Kuhl, the clinical director for diagnostic and interventional radiology at Aachen University Hospital in Germany, spoke with passion about the modality and why its use hasn't been cemented in any guidelines. The first is cost and the second is availability. In fact, Kuhl said cost could be reasons No. 2, 3, and 4, but another reason also surfaced -- the misuse of information.
She cited the use of preoperative MRI of the rectum as an example. MRI is more accurate than endorectal ultrasound or CT to detect the infiltration depth of rectal cancer, and because it's more accurate, it is now in the guidelines. Every patient with a newly diagnosed rectal cancer will undergo MRI for local staging, she said.
"There is not a single piece of evidence that patients undergoing such MRI staging do better than those that undergo staging by CT or ultrasound," she said. "We have no evidence of outcome whatsoever because no one asked for it."
The only metric to determine whether preoperative MRI is used is its accuracy.
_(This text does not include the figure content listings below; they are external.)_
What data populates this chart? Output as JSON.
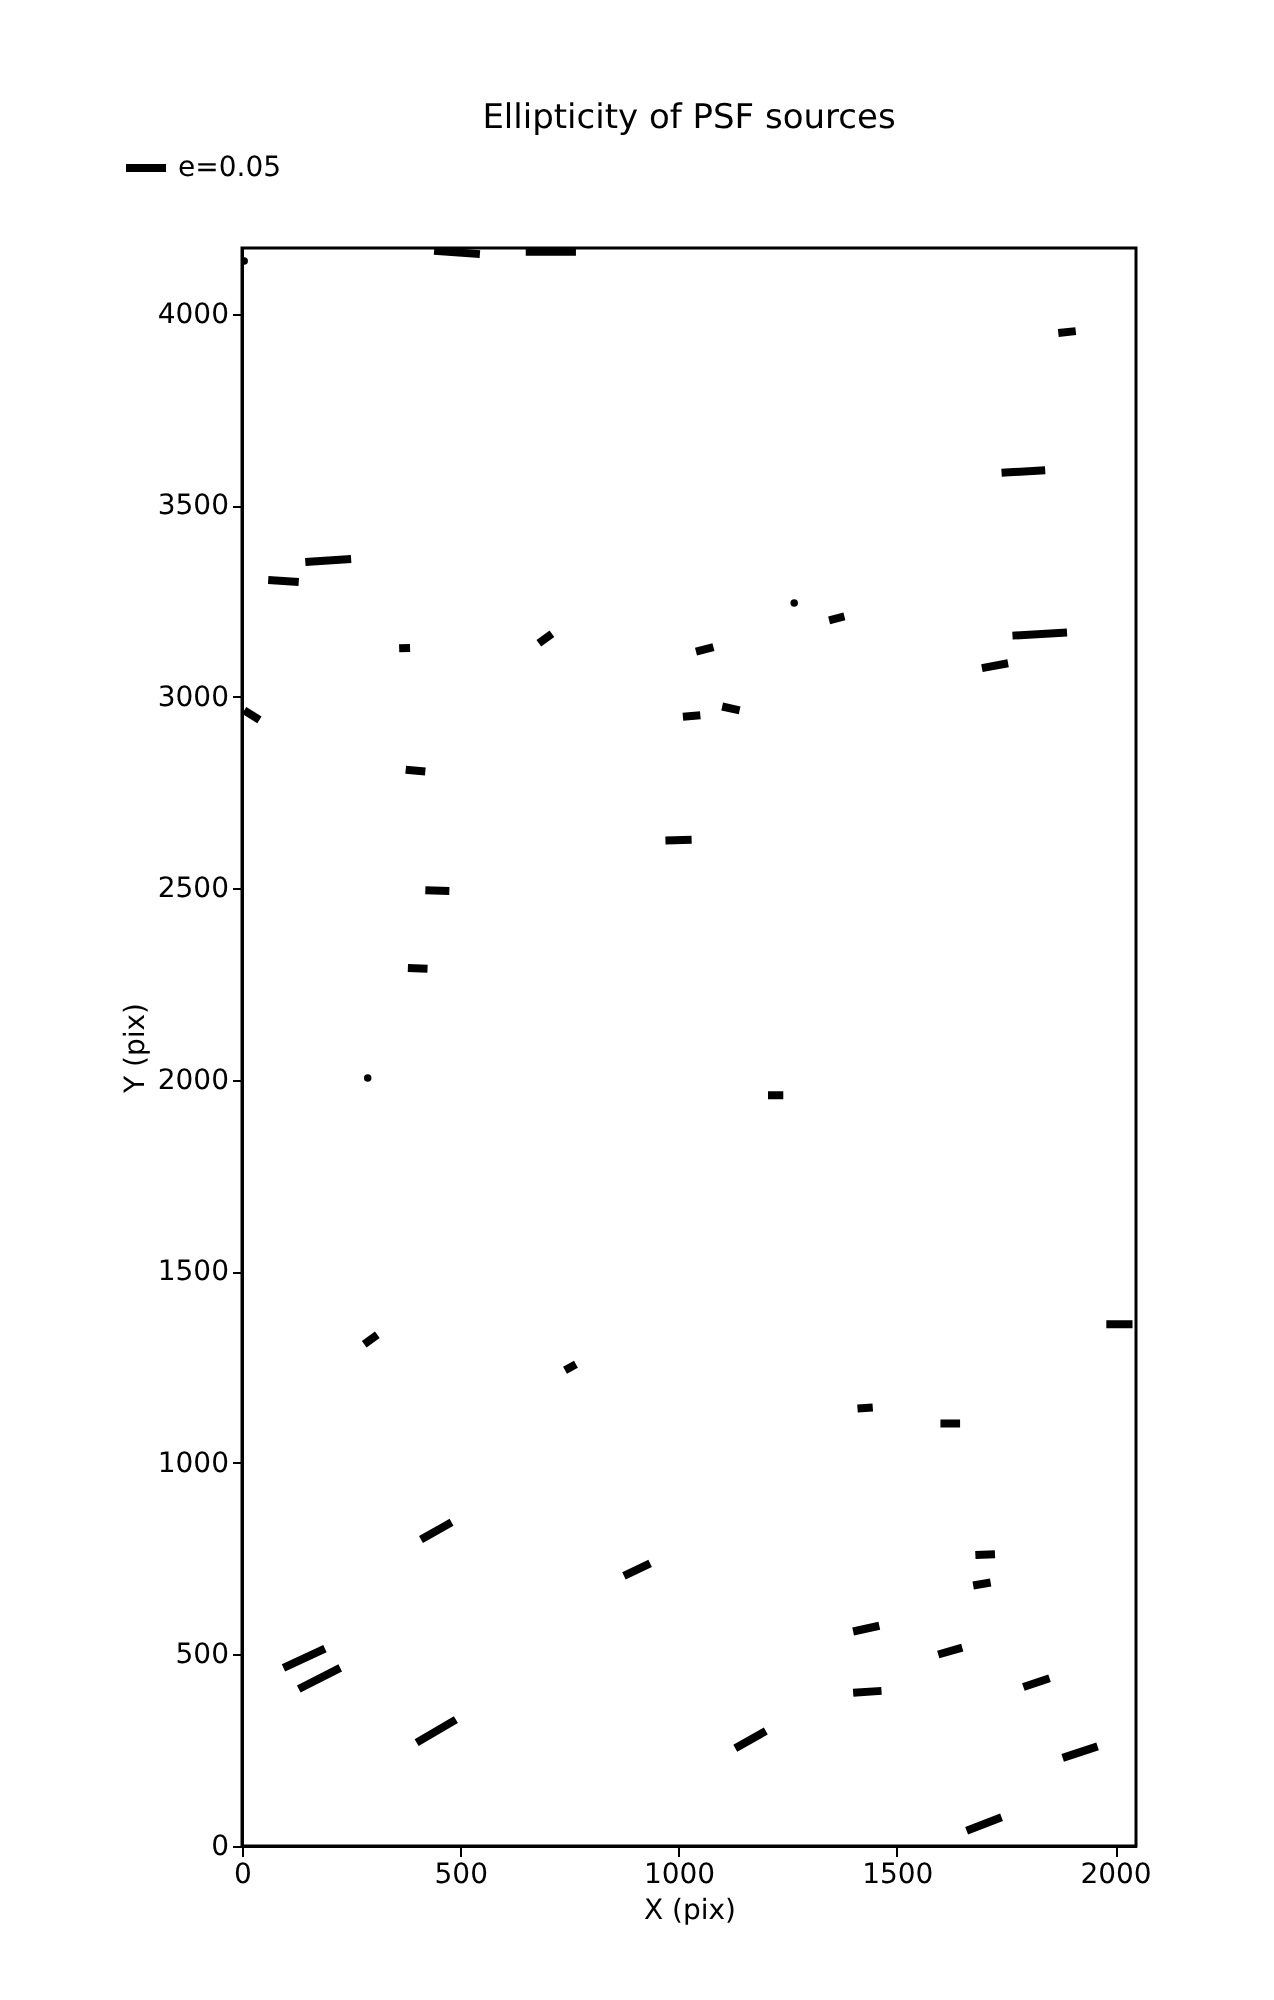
{
  "chart_data": {
    "type": "line",
    "title": "Ellipticity of PSF sources",
    "xlabel": "X (pix)",
    "ylabel": "Y (pix)",
    "xlim": [
      0,
      2048
    ],
    "ylim": [
      0,
      4172
    ],
    "xticks": [
      0,
      500,
      1000,
      1500,
      2000
    ],
    "yticks": [
      0,
      500,
      1000,
      1500,
      2000,
      2500,
      3000,
      3500,
      4000
    ],
    "grid": false,
    "legend": "top left",
    "marker": "none",
    "line_style": "solid",
    "series": [
      {
        "name": "e=0.05",
        "color": "#000000",
        "x": [
          440,
          545,
          null,
          650,
          765,
          null,
          1870,
          1910,
          null,
          1740,
          1840,
          null,
          60,
          130,
          null,
          145,
          250,
          null,
          360,
          385,
          null,
          680,
          710,
          null,
          1040,
          1080,
          null,
          1345,
          1380,
          null,
          1765,
          1890,
          null,
          1695,
          1755,
          null,
          5,
          40,
          null,
          1010,
          1050,
          null,
          1100,
          1140,
          null,
          375,
          420,
          null,
          970,
          1030,
          null,
          420,
          475,
          null,
          380,
          425,
          null,
          1205,
          1240,
          null,
          280,
          310,
          null,
          740,
          765,
          null,
          1410,
          1445,
          null,
          1600,
          1645,
          null,
          1980,
          2040,
          null,
          410,
          480,
          null,
          875,
          935,
          null,
          1680,
          1725,
          null,
          1675,
          1715,
          null,
          1400,
          1460,
          null,
          1595,
          1650,
          null,
          95,
          190,
          null,
          130,
          225,
          null,
          1400,
          1465,
          null,
          1790,
          1850,
          null,
          400,
          490,
          null,
          1130,
          1200,
          null,
          1880,
          1960,
          null,
          1660,
          1740
        ],
        "values": [
          4165,
          4156,
          null,
          4162,
          4162,
          null,
          3950,
          3955,
          null,
          3585,
          3592,
          null,
          3305,
          3300,
          null,
          3352,
          3360,
          null,
          3127,
          3128,
          null,
          3140,
          3165,
          null,
          3118,
          3130,
          null,
          3200,
          3210,
          null,
          3160,
          3168,
          null,
          3075,
          3088,
          null,
          2965,
          2940,
          null,
          2948,
          2952,
          null,
          2975,
          2965,
          null,
          2810,
          2805,
          null,
          2625,
          2627,
          null,
          2495,
          2493,
          null,
          2292,
          2290,
          null,
          1960,
          1960,
          null,
          1310,
          1335,
          null,
          1242,
          1258,
          null,
          1142,
          1145,
          null,
          1103,
          1103,
          null,
          1362,
          1362,
          null,
          800,
          845,
          null,
          705,
          738,
          null,
          760,
          762,
          null,
          680,
          688,
          null,
          560,
          575,
          null,
          500,
          518,
          null,
          465,
          515,
          null,
          410,
          465,
          null,
          400,
          405,
          null,
          415,
          438,
          null,
          270,
          330,
          null,
          255,
          300,
          null,
          230,
          260,
          null,
          40,
          75
        ]
      },
      {
        "type": "scatter",
        "color": "#000000",
        "marker": "circle",
        "x": [
          5,
          1265,
          288
        ],
        "values": [
          4138,
          3245,
          2005
        ]
      }
    ]
  }
}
"Is the test more accurate than other tests we can use?" she said."And if it's more accurate, then please use it. That's the usual way to proceed. I have the personal impression that for breast MRI this simple principle has been abandoned for the very first time. People deliberately choose not to know about the true extent of a breast cancer. They do not use the best imaging test. Inconceivable."
She cited other fields such as orthopedic surgery or abdominal surgery where the surgeon won't operate without a preoperative MRI or CT scan, but the same is not true with breast MRI.
"It seems to me again that radiologists are so shy to simply say the truth," she said. "And the truth is that diagnostic information or diagnostic tests provide information. They do not provide treatment. That's what surgeons do or maybe oncologists. They provide information. It is very difficult to measure the impact of information or knowledge on the outcome on the patient."
It's difficult because the information and the outcome are different confounders -- the patient is treated by a surgeon or oncologist, but it is certainly an "undisputable fact that knowing of the true extent of a surgical disease is the single most important prerequisite for successful surgery. Full stop," she said. "So don't be fooled by people who seemingly are on the side of evidence-based medicine. It's just a misuse of the principles of evidence-based medicine."
Dr. Elizabeth Morris, past president of the Society of Breast Imaging (SBI) and a breast radiologist at Memorial Sloan Kettering Cancer Center in New York City, echoed Kuhl's comments during the session.
"I think we can learn from this, because I think we're not good stewards of our imaging technology," she said. "We allowed poorly designed trials to happen and then get out in literature as the only prospective trials that showed breast MRI did not work in the preoperative setting. And that was because they were poorly designed."
Radiologists need new trials like the Multicenter International Prospective Meta-Analysis (MIPA) that show the value of MRI in the preoperative setting in a carefully controlled way with radiological and surgical input.
"It's a complicated issue," she said. "No one understood how complicated it was when I think the initial trials were designed. And we have suffered because of it. I think patients have suffered. I think we should learn from this. We need to be better stewards."